Teachers and parents! Our Teacher Edition on The Emperor Jones makes teaching easy.

The Emperor Jones: Unreliable Narrator 1 key example

Scene 1
Explanation and Analysis—"How Come Dey're Lies?":

Although, as a play, there is technically no narrator in The Emperor Jones, the character of Brutus Jones may be considered an unreliable narrator. As the central character of the play and the only person who speaks for six of the eight scenes, Jones’s words are the only verbal information the audience can rely on to make sense and give context to what they see happen on stage. However, at the very beginning of the play in Scene 1, Jones and Smithers have a conversation which reveals Jones’s unreliability as the narrator of his own life story:

Jones [Suspiciously] : Why don’t I? [Then with an easy laugh.] You mean ’count of dat story ’bout me breakin’ from jail back dere? Dat’s all talk. 

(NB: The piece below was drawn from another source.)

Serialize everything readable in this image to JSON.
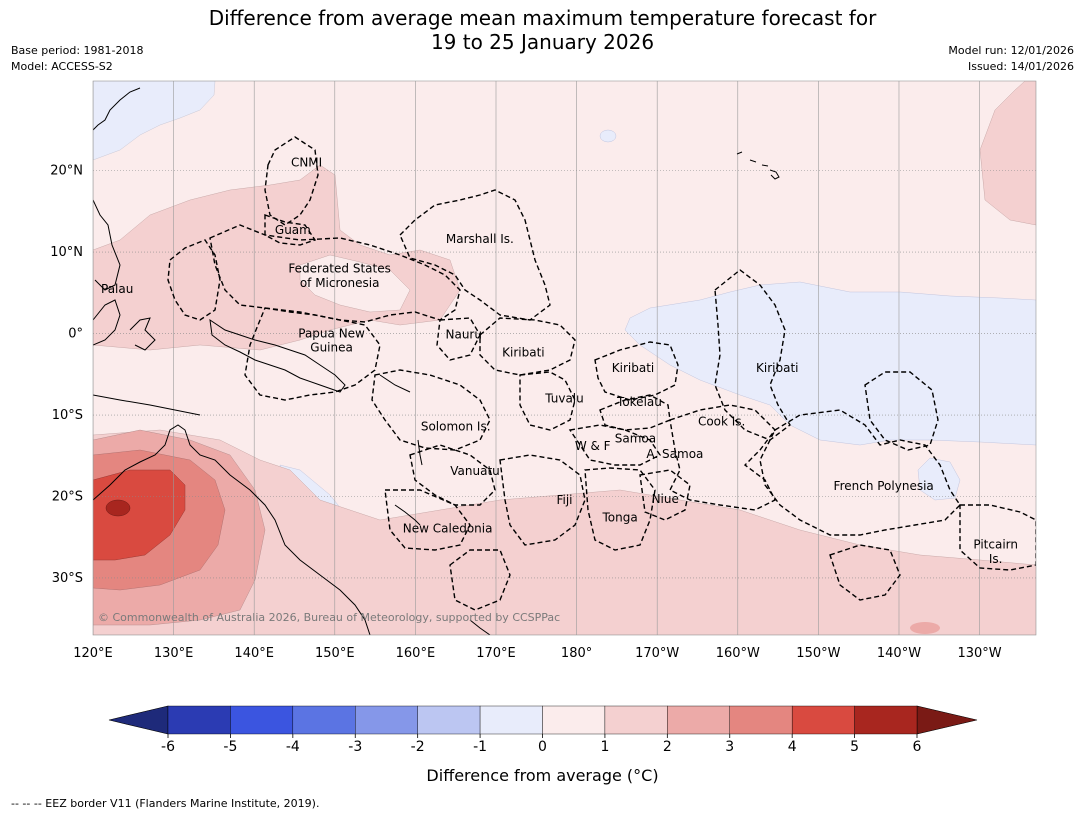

Smithers [Skeptically]: Ho, yes! 

Jones [Sharply] : You ain’t ’sinuatin’ I’se a liar, is you? 

Smithers [Hastily]: No, Gawd strike me! I was only thinkin’ o’ the bloody lies you told the blacks ’ere about killin’ white men in the States. 

Jones [Angered] : How come dey’re lies?

With these few lines, Jones and Smithers establish that Jones has a history of untrustworthiness. Stories of his allegedly sordid background follow him everywhere on the island—so many that at first Jones cannot even keep straight which tale Smithers is referring to. These rumors benefit Jones by building up his fearsome status on the island and allowing him to monopolize power. But, at the same time, Jones chafes at the idea that he may be thought of as a liar.

Jones further plays into this ambiguity when he boastfully lists a series of crimes he may or may not have done prior to arriving on the island, telling Smithers, “maybe I does all dat An’ maybe I don’t. Its a story I tells you.” Thus, this conversation places the entirety of Jones’s character background and justification for leadership on the island under suspicion. These crimes reappear later in the play through the hallucinatory flashbacks Jones experiences as he runs through the forest. Because Jones establishes his unreliability in Scene 1, the narrative is sufficiently destabilized so that neither Jones nor the audience can tell truth from falsehood, thereby reflecting his own internal fracturing.